I am still in South Korea to this day. North Korea was my home but the system stifled me and the door to a better life never opened. In China, life was better but I was constantly hounded by my status as an illegal alien.

It took a very long time for me to be reborn into a new life. I realize now how hard it is for humans to escape from the environment that surrounds them. The reason why North Korea still stands firm is because of the long-term thought training the people have gone through.

But I was able to hatch from that hard shell. So many North Korean citizens are going through, and will continue to go through, tough times just like I did. As the situation continues to decay until it can decay no further, it is only a matter of time before people realize that change can occur. My hope is that these people can gather together and force reform.

As a North Korean defector, I sincerely hope that human rights in my former country can improve. I hope North Korea can have the same freedom as South Korea enjoys.
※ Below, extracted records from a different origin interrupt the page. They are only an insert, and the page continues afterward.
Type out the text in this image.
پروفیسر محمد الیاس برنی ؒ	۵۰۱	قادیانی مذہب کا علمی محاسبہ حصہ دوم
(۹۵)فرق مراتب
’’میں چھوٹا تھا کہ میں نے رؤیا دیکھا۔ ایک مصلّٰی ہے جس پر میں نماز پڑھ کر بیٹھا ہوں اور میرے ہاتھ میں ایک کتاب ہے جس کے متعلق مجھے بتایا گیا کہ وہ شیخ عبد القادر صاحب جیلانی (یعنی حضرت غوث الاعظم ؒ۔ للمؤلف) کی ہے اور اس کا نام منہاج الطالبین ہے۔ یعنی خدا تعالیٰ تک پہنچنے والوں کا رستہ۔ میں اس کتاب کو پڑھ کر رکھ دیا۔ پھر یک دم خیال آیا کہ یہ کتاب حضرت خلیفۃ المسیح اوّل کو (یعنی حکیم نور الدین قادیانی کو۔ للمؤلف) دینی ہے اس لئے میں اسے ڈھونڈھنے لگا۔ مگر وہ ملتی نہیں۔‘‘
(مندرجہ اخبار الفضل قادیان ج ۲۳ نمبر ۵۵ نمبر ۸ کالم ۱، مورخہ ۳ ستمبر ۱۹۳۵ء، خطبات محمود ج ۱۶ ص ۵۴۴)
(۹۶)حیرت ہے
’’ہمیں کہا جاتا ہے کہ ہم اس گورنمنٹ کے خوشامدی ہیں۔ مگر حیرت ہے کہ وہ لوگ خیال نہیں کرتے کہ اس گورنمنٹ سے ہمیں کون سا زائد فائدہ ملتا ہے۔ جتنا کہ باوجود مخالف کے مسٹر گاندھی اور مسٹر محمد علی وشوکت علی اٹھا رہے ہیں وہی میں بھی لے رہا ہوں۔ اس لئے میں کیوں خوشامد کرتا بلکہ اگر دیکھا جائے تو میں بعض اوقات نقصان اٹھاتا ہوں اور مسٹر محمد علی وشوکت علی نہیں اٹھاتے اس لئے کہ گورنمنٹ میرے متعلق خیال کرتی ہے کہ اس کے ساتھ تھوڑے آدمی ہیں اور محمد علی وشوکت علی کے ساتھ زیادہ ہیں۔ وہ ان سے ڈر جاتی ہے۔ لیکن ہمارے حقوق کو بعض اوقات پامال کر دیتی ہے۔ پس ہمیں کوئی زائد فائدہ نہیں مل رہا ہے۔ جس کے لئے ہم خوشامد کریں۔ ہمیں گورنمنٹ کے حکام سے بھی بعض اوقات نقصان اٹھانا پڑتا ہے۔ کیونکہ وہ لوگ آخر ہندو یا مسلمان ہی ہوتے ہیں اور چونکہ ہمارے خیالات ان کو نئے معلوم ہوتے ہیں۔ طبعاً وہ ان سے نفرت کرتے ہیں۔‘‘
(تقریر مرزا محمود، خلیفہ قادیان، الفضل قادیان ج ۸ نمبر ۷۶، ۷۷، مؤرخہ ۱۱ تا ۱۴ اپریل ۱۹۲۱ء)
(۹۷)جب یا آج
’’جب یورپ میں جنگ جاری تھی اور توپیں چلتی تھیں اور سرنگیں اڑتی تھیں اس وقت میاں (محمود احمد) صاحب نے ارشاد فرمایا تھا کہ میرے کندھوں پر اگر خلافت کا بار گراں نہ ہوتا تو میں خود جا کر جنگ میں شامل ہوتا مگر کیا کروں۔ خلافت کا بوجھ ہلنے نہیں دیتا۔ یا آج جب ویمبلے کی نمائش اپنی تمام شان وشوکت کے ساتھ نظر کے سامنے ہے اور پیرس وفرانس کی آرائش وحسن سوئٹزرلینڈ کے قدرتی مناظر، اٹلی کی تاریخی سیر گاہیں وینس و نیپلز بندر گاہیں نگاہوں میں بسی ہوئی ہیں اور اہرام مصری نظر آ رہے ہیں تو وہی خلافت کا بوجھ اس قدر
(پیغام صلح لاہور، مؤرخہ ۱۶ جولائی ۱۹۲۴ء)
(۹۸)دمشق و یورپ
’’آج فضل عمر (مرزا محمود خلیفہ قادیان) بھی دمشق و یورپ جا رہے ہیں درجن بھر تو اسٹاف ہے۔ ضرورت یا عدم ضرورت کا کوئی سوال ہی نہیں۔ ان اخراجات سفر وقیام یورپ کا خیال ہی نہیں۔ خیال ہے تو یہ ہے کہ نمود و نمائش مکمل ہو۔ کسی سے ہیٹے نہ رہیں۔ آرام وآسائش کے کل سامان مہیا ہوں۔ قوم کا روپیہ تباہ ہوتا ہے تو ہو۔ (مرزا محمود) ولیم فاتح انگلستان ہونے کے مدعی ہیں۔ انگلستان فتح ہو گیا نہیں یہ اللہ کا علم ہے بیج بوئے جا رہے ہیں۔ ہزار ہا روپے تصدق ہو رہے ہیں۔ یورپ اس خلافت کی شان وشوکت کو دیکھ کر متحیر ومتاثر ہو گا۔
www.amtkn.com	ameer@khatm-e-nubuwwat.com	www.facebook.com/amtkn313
I await and continue to prepare for that time.

For that to occur, I sincerely hope the dictatorial regime collapses and this absurd situation goes down with it. When that day comes, I will be able to find my good friend Yeong-su, who helped me so much. He is the first person I will seek out when I’m able to reenter North Korea. With Yeong-su’s help and financing, I was able to go all the way to South Korea. He will not have imagined how much of a help he had been to me. I really want to meet him again and help him. It’s my turn to help my friend in return for all he has done for me.